I haven’t been completely honest with you or honest at all…
Stick with me… This is a long post. The 2nd half will be much more interesting, but I felt it was important to give you some background, so you can see how I got to where I am at.
This is really hard for me to share. I don’t often get personal on my blog or social media or really anywhere. I’m somewhat of a perfectionist. Not the detail-oriented kind that we usually think of, but the socially prescribed type. This refers to those of us that believe others want us to be perfect, so we have to live up to those expectations.
I constantly feel an internal pressure to be a perfect example for others and to never make choices that are less than perfect. This has really proven to be true in my job as a blogger and health coach. Unfortunately, this self-induced pressure has caused me to feel less connected to my work lately. Since I haven’t been doing things perfectly behind the scenes, I struggle with what I want to share with you here and on Instagram.
I am lucky enough to have an amazing, small circle of female entrepreneurs that I share everything with – all of my challenges and all of my wins.

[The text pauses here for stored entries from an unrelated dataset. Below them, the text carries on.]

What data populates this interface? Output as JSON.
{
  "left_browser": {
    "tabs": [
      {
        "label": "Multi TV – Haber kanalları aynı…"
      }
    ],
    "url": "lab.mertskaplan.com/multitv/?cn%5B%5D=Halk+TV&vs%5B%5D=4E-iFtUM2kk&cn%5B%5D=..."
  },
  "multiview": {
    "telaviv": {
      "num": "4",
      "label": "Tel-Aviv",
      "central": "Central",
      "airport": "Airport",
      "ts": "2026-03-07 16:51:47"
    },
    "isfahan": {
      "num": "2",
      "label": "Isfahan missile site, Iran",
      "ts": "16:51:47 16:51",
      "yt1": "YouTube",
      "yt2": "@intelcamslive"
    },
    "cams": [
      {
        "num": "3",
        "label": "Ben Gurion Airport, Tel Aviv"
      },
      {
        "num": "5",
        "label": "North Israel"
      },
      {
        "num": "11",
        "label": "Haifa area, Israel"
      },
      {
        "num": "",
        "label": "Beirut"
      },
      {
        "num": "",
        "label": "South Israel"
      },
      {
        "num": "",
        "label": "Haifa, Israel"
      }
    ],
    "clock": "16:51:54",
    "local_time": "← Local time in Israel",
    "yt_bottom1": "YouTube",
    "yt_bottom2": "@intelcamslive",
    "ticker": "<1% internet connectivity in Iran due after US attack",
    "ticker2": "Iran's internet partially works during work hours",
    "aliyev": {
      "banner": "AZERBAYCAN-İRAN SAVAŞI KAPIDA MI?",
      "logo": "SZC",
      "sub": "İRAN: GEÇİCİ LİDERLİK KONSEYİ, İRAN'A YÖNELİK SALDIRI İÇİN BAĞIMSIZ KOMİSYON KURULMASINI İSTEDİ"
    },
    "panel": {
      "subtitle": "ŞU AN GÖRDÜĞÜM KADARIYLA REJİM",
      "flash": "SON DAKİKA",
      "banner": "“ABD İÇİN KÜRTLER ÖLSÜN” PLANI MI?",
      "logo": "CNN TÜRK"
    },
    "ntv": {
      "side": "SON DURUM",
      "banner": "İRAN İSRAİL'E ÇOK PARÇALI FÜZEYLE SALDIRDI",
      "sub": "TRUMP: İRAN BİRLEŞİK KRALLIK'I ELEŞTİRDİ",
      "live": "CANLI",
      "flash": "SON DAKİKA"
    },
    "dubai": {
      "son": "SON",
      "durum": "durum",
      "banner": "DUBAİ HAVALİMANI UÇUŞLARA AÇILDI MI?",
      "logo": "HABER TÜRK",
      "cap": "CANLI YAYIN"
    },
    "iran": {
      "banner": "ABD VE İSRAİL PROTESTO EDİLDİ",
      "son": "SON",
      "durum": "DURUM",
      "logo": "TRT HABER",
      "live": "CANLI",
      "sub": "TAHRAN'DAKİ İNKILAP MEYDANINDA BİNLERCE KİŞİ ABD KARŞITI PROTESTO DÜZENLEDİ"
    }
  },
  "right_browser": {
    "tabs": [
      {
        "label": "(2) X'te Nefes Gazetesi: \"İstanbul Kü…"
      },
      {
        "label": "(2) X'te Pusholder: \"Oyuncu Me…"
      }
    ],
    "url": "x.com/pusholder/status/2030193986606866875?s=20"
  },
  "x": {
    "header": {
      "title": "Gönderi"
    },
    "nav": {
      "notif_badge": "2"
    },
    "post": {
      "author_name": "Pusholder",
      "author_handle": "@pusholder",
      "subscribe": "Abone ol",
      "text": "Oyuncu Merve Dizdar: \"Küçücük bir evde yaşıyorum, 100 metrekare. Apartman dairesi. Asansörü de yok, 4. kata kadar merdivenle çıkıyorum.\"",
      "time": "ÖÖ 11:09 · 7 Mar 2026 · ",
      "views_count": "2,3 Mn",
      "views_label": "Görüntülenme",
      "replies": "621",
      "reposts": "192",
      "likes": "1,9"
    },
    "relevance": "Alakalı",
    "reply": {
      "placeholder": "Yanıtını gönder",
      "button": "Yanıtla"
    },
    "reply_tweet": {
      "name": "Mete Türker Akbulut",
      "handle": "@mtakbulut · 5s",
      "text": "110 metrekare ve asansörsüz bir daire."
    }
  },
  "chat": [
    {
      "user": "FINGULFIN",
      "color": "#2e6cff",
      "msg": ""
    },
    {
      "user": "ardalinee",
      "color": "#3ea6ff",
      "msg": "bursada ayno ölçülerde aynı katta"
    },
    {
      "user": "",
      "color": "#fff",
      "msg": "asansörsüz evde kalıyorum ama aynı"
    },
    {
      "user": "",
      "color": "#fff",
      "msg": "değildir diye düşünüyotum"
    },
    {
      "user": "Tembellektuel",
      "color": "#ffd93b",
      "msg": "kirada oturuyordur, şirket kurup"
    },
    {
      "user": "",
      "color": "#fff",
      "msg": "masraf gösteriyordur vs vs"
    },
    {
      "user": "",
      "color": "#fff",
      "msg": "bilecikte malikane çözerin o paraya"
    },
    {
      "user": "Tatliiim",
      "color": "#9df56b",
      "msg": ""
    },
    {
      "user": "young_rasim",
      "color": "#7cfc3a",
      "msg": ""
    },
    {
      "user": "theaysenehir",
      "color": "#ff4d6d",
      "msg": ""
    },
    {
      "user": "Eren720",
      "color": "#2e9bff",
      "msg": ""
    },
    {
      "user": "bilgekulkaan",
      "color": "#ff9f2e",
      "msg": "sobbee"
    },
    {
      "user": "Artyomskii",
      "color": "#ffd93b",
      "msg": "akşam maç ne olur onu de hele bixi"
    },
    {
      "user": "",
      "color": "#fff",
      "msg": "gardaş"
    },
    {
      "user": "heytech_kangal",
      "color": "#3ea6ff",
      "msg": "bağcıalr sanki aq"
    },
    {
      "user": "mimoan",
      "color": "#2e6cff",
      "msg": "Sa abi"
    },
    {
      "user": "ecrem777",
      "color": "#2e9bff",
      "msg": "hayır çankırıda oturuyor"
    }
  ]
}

On New Year’s Day, one of them posted in our group asking us to share what our word is for 2016. I actually hadn’t given much thought to this yet, but I instantly said “self-care”. This is basically something I’ve ignored for the last couple of years. Ever since becoming a mom, I almost never make time for myself. If I have any free time, I spend it working. It just jumped out at me, in that moment. I realized that I can’t keep going like this.
Then a few days later, I started ranting about how I’m not sure what to do with my blog. I haven’t been posting on Instagram lately because I feel burned out and exhausted. Something that once felt so fun and natural to me, has started to feel like work.
I started my blog in 2009. After nearly a decade of struggling with my health, I felt amazing! I had so much energy and I felt so vibrant. I couldn’t wait to share that with all of you and inspire you to do the same.
This was all good and dandy for the first 4 years. Paleo changed my life, I had an incredibly healthy pregnancy, gaving birth to a thriving sweet girl.
Looking back at my life 6 years ago, when I first started eating Paleo….
All I did was Crossfit, cook, go to work, hang out with friends and relax. It was pretty awesome! I did have some underlying health issues that I was working through with a practitioner. I was the most ideal patient. I did every single thing he told me to do and I recovered incredibly quickly.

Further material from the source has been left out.